The action to remove a node is available from the following internal states of the node:
-
ToJoinCluster
-
Live
-
Stopped
-
ToBeRemoved
Taking this action transfers the node to a Removing and then Removed internal state, as follows:
- If the node is a Master leader, it is removed (the Master process is stopped and there is a wait for the new Master leader).
- The TServer is marked as blacklisted on the Master leader.
- There is a wait for tablet quorums to remove the blacklisted TServer.
- Data migration is performed and the TServer process stops only if it is reachable.
- The node is marked as having neither Master nor TServer processes.
- DNS entries are updated.
The node removal action results in the instance still being allocated but not involved in any schemas.
Release node instance
To release the IP address associated with the yb-15-aws-ys-n6 node, click its corresponding Actions > Release Instance.

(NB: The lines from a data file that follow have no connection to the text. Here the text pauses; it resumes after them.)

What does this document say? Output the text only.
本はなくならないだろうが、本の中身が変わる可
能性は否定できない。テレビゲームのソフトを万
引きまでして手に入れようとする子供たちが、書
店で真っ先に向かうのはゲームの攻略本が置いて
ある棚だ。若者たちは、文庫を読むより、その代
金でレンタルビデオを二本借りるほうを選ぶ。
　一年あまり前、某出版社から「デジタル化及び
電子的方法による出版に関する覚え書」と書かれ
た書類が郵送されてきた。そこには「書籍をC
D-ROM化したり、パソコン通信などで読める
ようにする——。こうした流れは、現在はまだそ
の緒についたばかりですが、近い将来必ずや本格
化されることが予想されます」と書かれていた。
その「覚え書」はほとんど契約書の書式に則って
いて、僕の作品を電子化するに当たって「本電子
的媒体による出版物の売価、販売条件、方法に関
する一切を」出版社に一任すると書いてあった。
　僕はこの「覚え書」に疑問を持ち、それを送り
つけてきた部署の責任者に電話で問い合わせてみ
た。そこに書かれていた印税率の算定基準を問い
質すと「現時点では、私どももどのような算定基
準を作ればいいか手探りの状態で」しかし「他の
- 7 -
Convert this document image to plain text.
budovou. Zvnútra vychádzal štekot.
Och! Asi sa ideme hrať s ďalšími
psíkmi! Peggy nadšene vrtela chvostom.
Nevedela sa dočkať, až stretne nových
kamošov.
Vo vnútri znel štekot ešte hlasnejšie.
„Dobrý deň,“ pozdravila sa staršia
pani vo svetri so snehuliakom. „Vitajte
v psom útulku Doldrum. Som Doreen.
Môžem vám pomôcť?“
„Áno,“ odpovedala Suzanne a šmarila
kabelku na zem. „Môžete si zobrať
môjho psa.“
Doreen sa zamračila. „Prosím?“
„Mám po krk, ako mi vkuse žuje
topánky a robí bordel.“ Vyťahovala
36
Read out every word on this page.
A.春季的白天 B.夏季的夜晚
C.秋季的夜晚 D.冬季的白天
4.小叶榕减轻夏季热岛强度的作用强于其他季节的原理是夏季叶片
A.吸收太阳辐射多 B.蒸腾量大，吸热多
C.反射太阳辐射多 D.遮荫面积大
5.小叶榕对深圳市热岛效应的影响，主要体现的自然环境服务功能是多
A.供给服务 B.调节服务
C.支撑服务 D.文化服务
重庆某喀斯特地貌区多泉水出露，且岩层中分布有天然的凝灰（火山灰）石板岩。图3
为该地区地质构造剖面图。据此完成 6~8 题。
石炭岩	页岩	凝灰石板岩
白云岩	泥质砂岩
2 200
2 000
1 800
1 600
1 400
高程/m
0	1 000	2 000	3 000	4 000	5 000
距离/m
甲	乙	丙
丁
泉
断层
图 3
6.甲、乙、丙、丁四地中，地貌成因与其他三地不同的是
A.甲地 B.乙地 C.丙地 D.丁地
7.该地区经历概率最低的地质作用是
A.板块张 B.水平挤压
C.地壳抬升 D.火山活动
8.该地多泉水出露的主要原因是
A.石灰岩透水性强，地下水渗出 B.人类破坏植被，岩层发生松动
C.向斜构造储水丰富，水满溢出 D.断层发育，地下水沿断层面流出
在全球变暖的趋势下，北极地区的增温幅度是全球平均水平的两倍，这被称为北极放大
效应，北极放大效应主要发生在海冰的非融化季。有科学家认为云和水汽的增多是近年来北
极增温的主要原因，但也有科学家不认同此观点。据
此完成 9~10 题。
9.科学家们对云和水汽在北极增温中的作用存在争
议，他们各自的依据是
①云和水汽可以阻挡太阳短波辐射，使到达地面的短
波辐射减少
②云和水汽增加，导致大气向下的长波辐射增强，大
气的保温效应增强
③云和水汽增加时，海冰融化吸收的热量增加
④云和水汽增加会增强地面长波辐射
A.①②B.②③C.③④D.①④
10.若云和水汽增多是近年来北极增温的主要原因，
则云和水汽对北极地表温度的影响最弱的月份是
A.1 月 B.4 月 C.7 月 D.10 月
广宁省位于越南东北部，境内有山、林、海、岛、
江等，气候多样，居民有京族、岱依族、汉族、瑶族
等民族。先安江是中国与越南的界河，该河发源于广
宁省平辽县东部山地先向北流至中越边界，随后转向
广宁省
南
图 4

This changes the value in the Status column from Removed to Decommissioned.
The Release Instance action releases the node instances in a cloud or frees up on-premise nodes.
The action to release a node instance is available from the Removed internal state of the node.
Taking this action transfers the node to a BeingDecommissioned and then Decommissioned internal state, as follows:
- There is a wait for Master leader.
- This server is removed from blacklist on Master leader (blacklisting is described in Remove node).
- The Master and TServer server tasks are stopped, if they have not been stopped already.
- The instance is destroyed.
- DNS entries are updated.
- Prometheus rules are updated and instructed to stop gathering metrics from this instance.
Delete node
You can perform the delete action via Actions corresponding to the node.
The action to delete a node is available from the following internal states of the node:
- ToBeAdded
- SoftwareInstalled
- Adding
- Decommissioned
Taking this action completely eliminates the node, as follows:
- Removes the node record from the universe metadata.
- Updates metadata in the database only.